Türk Resim Sanatının gelişim çizgisi içinde ölü doğa resimleri ayrıcalıklı bir yer tutar. Çoğunlukla bir atölye köşesine yerleştirilmiş kompozisyonlarıyla ele alınan natürmortlar aynı zamanda atölyenin doğal ortamının göstergesi olarak da tuvallere aktarılırlar ve bu bağlamda belgesel özellikler de yüklenirler. Türk Resim Sanatının natürmort resimleri, 19. yüzyılın ortalarında doğan ve yirminci yüzyılın ortalarına kadar uzanan süreç içinde resimler üreten Asker Ressamlar kuşağının sanat anlayışlarının içinde ilk örneklerini verir. Seyyid Bey’den günümüze ulaşan, çeşitli müze ve özel koleksiyonlarda rastladığımız yapıtların büyük çoğunluğu meyveleri, çiçekleri ve günlük eşyaları konu alan natürmortlardır. Karpuzlar ve portakallar gibi yinelediği kompozisyonlar ayrıntılı olarak incelenip karşılaştırıldığında, Pertev Boyar’ın, “Süleyman Seyyid bilhassa natürmort ressamıdır. O, yemiş ve çiçek motiflerinin meftunu idi. Renk ve perspektife tam bir vukufu olduğundan eserlerinde şeffafiyet ve tazelik görülür. Natürmortta, Şeker Ahmet Paşa, Zekai Paşa ve Hoca Ali Rıza’ya nazaran daha canlı ve kuvvetlidir. 36 senelik hocalığı ile Avrupa’dan getirdiği resim sanatına kendi milli görüş ve karakterini de katarak memleketimize yaymaya ve tanıtmaya muvaffak oldu” açıklaması, Seyyid’in Türk resminin natürmort ustası olarak değerlendirildiğini kanıtlar.

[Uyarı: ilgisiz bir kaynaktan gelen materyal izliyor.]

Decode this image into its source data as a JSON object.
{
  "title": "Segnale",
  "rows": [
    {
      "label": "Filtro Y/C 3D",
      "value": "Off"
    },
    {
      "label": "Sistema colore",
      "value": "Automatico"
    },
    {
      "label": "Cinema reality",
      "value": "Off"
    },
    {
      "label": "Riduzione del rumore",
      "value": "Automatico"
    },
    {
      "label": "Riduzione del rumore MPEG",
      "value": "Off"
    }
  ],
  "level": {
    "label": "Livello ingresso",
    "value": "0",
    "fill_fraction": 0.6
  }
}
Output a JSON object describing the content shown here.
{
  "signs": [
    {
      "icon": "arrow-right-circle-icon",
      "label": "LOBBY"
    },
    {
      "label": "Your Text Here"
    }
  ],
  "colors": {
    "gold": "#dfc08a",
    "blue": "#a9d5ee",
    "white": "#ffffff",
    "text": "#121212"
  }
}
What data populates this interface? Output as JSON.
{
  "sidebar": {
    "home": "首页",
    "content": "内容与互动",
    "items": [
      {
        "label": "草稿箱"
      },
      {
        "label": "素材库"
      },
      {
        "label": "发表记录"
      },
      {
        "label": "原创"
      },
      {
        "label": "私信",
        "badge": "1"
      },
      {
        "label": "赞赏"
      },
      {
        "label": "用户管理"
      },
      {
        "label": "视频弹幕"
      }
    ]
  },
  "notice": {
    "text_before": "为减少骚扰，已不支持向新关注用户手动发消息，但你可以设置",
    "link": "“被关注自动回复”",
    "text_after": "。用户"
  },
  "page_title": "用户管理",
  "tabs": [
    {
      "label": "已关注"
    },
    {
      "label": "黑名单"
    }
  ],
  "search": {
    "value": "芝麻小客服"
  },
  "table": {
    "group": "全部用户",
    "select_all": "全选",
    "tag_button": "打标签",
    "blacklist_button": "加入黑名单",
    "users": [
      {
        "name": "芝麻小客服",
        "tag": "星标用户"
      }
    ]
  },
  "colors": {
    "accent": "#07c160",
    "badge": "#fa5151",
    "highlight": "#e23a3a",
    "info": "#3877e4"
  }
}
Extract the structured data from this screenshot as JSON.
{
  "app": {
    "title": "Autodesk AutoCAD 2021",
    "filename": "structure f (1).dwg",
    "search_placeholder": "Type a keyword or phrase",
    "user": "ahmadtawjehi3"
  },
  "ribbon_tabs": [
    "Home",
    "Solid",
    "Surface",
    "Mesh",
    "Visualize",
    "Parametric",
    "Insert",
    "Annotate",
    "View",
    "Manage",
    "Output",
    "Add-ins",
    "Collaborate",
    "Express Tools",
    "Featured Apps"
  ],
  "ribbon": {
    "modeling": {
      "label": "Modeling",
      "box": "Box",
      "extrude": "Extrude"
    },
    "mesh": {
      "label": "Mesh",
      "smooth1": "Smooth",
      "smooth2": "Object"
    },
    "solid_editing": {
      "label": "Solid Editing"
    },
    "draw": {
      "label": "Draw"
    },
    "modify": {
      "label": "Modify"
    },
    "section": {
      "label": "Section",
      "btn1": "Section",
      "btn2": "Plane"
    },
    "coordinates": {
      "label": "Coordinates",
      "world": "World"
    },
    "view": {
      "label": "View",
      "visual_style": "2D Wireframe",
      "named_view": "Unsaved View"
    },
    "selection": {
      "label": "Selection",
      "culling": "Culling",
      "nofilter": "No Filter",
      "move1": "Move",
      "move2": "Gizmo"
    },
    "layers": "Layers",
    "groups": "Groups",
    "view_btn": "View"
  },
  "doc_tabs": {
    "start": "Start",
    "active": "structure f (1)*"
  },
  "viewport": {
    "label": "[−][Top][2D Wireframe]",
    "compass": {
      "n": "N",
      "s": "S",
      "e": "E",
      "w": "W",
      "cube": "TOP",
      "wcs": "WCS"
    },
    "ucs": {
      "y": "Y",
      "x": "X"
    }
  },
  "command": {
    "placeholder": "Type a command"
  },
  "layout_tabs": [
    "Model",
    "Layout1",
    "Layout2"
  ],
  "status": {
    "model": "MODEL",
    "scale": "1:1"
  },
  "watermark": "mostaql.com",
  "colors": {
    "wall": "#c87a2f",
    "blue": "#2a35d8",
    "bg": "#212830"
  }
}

Ankara Resim ve Heykel Müzesi Koleksiyonu’nda yer alan Portakallı Natürmort resmi, Süleyman Seyyid’in eserleri arasında bir başyapıttır. Arka planda yumuşak leke dengeleriyle belirlenen açık renkli zeminin sınırız boşluk sanısı uyandıran yüzeyinin merkezine simetrik bir düzen içinde dilimlenerek yerleştirilmiş portakal, sanatçının eserlerine başat olan sanat anlayışının göstergesidir.
Çerçeve Tanımı: Sarı yaldız boyalı ahşap çerçevenin dış ince kenarlarında kabartma tekniğinde bitkisel motifler yer alır.
Çerçevenin Genişliği: 17 cm - Derinliği: 10 cm
Küratör: Zeynep YASA YAMAN
Yapıtlarında perspektifi ve geometrik sağlamlığı öne çıkaran Süleyman Seyyid, doğayı fotoğrafik bir gerçeklikle yansıtan, taklit eden bir sanatçı olmaktan uzak durmuş, ölçülü, yalın, süssüz, indirgeyici bir tavır içinde olmuştur. Renkleri, hocası Alaxandre Cabanel’inki gibi tonlamalardan uzak, taze ve şeffaftır. Çağdaşı Şeker Ahmed Paşa ve Hüseyin Zekai Paşa’nın kalabalık, ışıltılı, zengin natürmortlarının aksine Süleyman Seyyid, Portakallı Natürmort’ unda meyvelerden oluşan bir kompozisyon yaratmaktan kaçınarak meyvenin özünü yakalayan, portreleştiren yalın bir anlatım yeğlemiştir.
Kaynakça: Z. Yasa-Yaman, (Ed.), İmparatorluk’tan Cumhuriyet’e Sanat, Ankara Resim ve Heykel Müzesi, Ankara: Kültür ve Turizm Bakanlığı, 2012, s. 112.